In his presentation, Greenberg explained that Hudson's current zoning established "suburban standards" that are inappropriate for most of Hudson and pointed out that Hudson's comprehensive plan, adopted in 2002, recommends that new construction be consistent with the surrounding area. He also reminded the ZBA that the project, in virtually the same configuration, had been granted the needed area variances in 2007, but those variances have since expired. The project needs area variances for the proposed setback from the street, which will continue the existing street wall, and for the space between houses, which will be less than the space required by current zoning.
Reviewing the proposal, ZBA member Theresa Joyner asked why the garage in the fourth house, sometimes referred to as the "carriage house," opened onto the street instead of the alley. The answer given was the same offered to the Historic Preservation Commission: the alley was too narrow. The explanation, however, seems contrary to the evidence provided by the alley itself.
Cherry Alley is lined with garages. There's a garage directly across from the site of the proposed new house, and there are several more in the block between First and Second streets, on both sides of the alley.

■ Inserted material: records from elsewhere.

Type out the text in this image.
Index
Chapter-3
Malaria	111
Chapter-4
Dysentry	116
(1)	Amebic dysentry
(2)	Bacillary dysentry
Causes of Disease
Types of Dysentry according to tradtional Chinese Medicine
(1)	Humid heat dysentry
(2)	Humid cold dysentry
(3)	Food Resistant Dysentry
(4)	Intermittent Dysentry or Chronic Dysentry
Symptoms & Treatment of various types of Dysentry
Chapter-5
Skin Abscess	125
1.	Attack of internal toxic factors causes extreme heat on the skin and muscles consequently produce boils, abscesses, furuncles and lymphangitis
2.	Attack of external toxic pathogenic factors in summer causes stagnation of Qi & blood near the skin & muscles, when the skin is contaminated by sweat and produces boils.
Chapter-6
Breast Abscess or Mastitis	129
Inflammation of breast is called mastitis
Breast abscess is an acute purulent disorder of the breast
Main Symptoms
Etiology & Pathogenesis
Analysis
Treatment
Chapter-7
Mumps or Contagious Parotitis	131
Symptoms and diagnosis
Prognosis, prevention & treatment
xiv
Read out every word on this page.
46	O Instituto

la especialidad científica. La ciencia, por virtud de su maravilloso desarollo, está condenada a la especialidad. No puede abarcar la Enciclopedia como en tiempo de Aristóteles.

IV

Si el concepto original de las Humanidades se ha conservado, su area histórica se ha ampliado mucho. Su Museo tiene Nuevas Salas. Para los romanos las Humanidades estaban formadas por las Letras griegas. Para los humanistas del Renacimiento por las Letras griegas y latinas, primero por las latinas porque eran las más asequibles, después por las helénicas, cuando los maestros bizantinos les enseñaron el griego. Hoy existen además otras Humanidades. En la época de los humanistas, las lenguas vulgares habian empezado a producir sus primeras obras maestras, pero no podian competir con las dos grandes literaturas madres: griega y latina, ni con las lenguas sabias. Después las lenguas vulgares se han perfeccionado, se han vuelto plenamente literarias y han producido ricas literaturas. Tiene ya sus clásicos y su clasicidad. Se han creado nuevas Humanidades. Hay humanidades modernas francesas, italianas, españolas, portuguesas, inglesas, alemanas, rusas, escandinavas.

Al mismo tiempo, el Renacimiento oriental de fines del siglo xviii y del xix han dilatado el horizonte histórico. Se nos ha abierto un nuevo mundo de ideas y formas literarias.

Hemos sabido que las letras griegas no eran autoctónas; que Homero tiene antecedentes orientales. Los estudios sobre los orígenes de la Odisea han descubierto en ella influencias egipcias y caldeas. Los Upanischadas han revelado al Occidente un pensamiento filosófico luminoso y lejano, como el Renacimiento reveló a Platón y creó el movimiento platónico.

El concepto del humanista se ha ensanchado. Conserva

Historically, alleys were used for residential parking to keep the front of the house clear of cars. Garages were entered by way of alleys. After World War II, however, urban design grew progressively more autocentric. The first step was to make garages, which were still detached, subordinate to the house, and situated behind it, accessible by driveways from the street that intersected the sidewalks. In the late 1950s and '60s, garages started becoming part of the house, with the entrance to the garage on a plane with the main entrance to the house. The ranch house with its attached garage eventually evolved, in the 1980s, into the ultimate in auto-dominated house design: the "snout house," of which the house proposed for First Street and Cherry Alley seems to be some kind of bizarre hybrid.
A snout house has a front entry garage whose entrance dominates the street-facing facade. With a snout house, it's often not immediately clear where people enter the house. This characteristic of a snout house is shared by the house proposed for First Street and Cherry Alley. Members of both the Historic Preservation Commission and the ZBA have asked where the entrance to the house is. (It's somewhere along the right side the house, between this house and the next.) Another characteristic of a snout house, which makes it a configuration now discouraged in many communities trying to promote their walkable character, is that the walkway that leads to the entrance of a snout house does not connect with the sidewalk but with the driveway.
The design proposed for the house at First Street and Cherry Alley seems inappropriate for its location, even though there's a garage directly opposite it on First Street, but the design problems might be resolved if the building were more like a house with a garage behind it than a garage with some house around it. So let's go back to the notion that the alley is too narrow for the garage to open onto it.
A search of the city code online uncovered information about the maximum width (10 feet) and the maximum length (30 feet) of a residential driveway but no information about the minimum width of an alley or other roadway onto which a garage gives access. (That's not to say it's not there. I just couldn't find it.) But if there are specific clearance requirements for a garage, this information might be relevant. A few years ago, it was pointed out by a planner from Chazen Companies that the amount of space specified by our code for parking one car, on the street or in a parking lot, was more generous that what is required by current standards. This was true because in 1960s, when Hudson's code was adopted, the average car was longer and wider than the average car is today. This being the case, could it be that Cherry Alley would be too narrow only if the car being garaged were a vintage 1960s car not a car of typical size for 2011? Is it possible that the problem of the alley being too narrow could be remedied by an area variance from the ZBA, thus allowing the garage to open onto the alley instead of the street?
NOTE: The photograph I used to illustrate snout houses is not the best example of this architectural phenomenon, but I couldn't resist using it because it also demonstrates so well that a few architectural gewgaws--in this case, imitation Victorian Stick Style ornamental gable trusses--do not make new construction compatible with existing historic architecture.